After playing with the manually controlled turret, I realised the potential to make it autonomous and "intelligent."

The challenge was to enable the turret to recognise and target objects autonomously.

With a background in basic OpenCV and Tesseract from a decade ago, I decided to delve deeper into machine learning.

The Decision: Why Jetson Nano?

The offline Image recognitions options had to involve specialised hardware options were: Jetson Nano, Google Coral, and Intel CS.

I chose Jetson Nano for its balance of accessibility, power, and community support.

With its AI/ML Jetpack and 128-core GPU, Jetson Nano is the perfect fit for someone reentering the world of AI and machine learning.

The Upgrade: Image Recognition and Servo Control

Initially, I planned to use a Kinect camera for its depth-sensing capabilities.

However, I encountered compatibility issues with the Python version of the Jetson Nano Nvidia-customised ubuntu version.

So, I switched to a full HD Logitech camera.
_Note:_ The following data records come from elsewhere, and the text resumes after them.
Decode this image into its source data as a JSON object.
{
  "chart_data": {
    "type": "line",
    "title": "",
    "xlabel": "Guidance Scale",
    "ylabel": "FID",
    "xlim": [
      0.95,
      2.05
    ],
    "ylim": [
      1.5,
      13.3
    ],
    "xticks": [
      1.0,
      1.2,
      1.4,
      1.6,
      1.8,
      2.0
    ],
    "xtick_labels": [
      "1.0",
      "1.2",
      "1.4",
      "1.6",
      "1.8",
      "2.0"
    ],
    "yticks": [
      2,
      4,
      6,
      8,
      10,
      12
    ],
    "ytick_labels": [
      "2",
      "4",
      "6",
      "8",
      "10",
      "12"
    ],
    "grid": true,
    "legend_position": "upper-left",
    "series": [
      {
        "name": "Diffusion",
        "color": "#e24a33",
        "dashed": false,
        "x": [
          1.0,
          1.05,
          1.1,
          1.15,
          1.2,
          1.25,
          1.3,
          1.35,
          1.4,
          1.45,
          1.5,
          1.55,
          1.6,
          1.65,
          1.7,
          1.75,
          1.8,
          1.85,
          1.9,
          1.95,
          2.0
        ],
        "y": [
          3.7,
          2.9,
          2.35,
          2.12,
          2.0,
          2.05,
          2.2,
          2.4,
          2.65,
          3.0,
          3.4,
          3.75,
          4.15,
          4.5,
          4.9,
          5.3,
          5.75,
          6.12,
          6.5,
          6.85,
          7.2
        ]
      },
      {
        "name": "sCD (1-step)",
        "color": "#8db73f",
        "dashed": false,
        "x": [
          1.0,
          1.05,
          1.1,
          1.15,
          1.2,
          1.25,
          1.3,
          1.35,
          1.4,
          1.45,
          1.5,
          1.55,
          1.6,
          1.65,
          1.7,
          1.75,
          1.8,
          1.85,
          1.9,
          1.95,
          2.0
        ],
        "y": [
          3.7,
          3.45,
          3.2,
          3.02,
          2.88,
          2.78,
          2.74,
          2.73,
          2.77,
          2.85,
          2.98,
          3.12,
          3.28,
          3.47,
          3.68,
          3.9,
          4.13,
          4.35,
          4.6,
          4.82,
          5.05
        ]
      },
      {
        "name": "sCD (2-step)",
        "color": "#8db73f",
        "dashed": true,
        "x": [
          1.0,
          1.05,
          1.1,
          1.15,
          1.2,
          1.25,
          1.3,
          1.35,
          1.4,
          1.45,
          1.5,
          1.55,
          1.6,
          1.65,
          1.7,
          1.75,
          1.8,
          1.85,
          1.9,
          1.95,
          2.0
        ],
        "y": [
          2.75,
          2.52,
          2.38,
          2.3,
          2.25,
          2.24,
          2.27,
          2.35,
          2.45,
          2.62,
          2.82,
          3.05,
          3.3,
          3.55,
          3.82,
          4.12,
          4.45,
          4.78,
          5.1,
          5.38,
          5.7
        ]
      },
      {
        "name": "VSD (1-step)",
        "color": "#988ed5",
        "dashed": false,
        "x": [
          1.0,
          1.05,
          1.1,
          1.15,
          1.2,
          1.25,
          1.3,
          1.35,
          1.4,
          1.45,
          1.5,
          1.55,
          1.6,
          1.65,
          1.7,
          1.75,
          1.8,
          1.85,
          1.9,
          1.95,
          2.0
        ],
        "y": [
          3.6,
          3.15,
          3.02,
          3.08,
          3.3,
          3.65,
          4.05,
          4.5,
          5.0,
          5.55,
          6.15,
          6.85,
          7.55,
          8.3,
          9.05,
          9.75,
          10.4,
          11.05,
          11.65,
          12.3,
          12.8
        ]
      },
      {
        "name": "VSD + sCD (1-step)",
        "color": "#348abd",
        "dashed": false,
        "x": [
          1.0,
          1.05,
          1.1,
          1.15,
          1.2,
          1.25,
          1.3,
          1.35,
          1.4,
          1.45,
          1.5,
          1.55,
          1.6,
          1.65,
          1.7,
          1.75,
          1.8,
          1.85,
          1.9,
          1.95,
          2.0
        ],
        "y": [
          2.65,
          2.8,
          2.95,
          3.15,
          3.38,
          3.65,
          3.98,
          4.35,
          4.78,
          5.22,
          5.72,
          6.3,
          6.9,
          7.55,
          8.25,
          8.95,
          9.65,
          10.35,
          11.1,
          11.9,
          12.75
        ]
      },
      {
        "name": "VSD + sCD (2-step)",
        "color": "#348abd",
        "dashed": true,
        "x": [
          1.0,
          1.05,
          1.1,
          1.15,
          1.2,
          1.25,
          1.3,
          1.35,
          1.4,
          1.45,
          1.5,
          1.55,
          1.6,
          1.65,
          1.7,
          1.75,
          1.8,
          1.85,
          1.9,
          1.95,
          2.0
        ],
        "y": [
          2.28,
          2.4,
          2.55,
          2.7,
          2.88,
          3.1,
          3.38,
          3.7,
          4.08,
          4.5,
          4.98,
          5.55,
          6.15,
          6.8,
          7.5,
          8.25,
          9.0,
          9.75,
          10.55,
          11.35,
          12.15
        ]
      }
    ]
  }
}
I asked ChatGPT for help in using the camera for person detection and received comprehensive guidance, including code snippets and suggestions to use Nvidia's pre-trained models for person detection.

The implementation succeeded – the turret could now recognise a person using the Logitech camera.

Integrating AI with Mechanics

The next step was to translate the detected coordinates into servo movements.

I slightly modified the existing application to transform it into a web API that could accept coordinates.

This meant that the turret was not just a passive observer but could actively interact with its environment.

To add an interactive element, I created a simple HTML interface where the turret's movement followed the mouse cursor. A click would prompt the turret to "shoot."



After launching and accessing application of course I had some CORS errors

but if I didnt know whats CORS I could still just paste error to get answer from chatgpt -SCARY!


Later I wanted the turret to follow my mouse live. NOTE If we are without Architectual mind sending mouse coordinates changes through http API is crazy this would load server- but hapilly Chatgpt TELLS US ABOUT IT!!! just in case we have no infrastructure application workflow experience.)


What it didnt suggest is that for this specific usecase best would be to use websockets.


This feature made the turret a demonstration of AI and robotics and an engaging toy.

Conclusion: More Than Just a Toy

This project was a journey through various domains:

  • 3D printing

  • electronics

  • programming

  • AI

  • robotics

It was a learning experience fueled by curiosity and the desire to create something unique. The Nerf turret, now equipped with AI capabilities, stands as a testament to the power of open-source projects and the accessibility of modern technology. What started as a fun project with my son became a gateway into the fascinating world of AI and robotics, demonstrating that anyone can step into the world of DIY AI projects with curiosity and the right tools.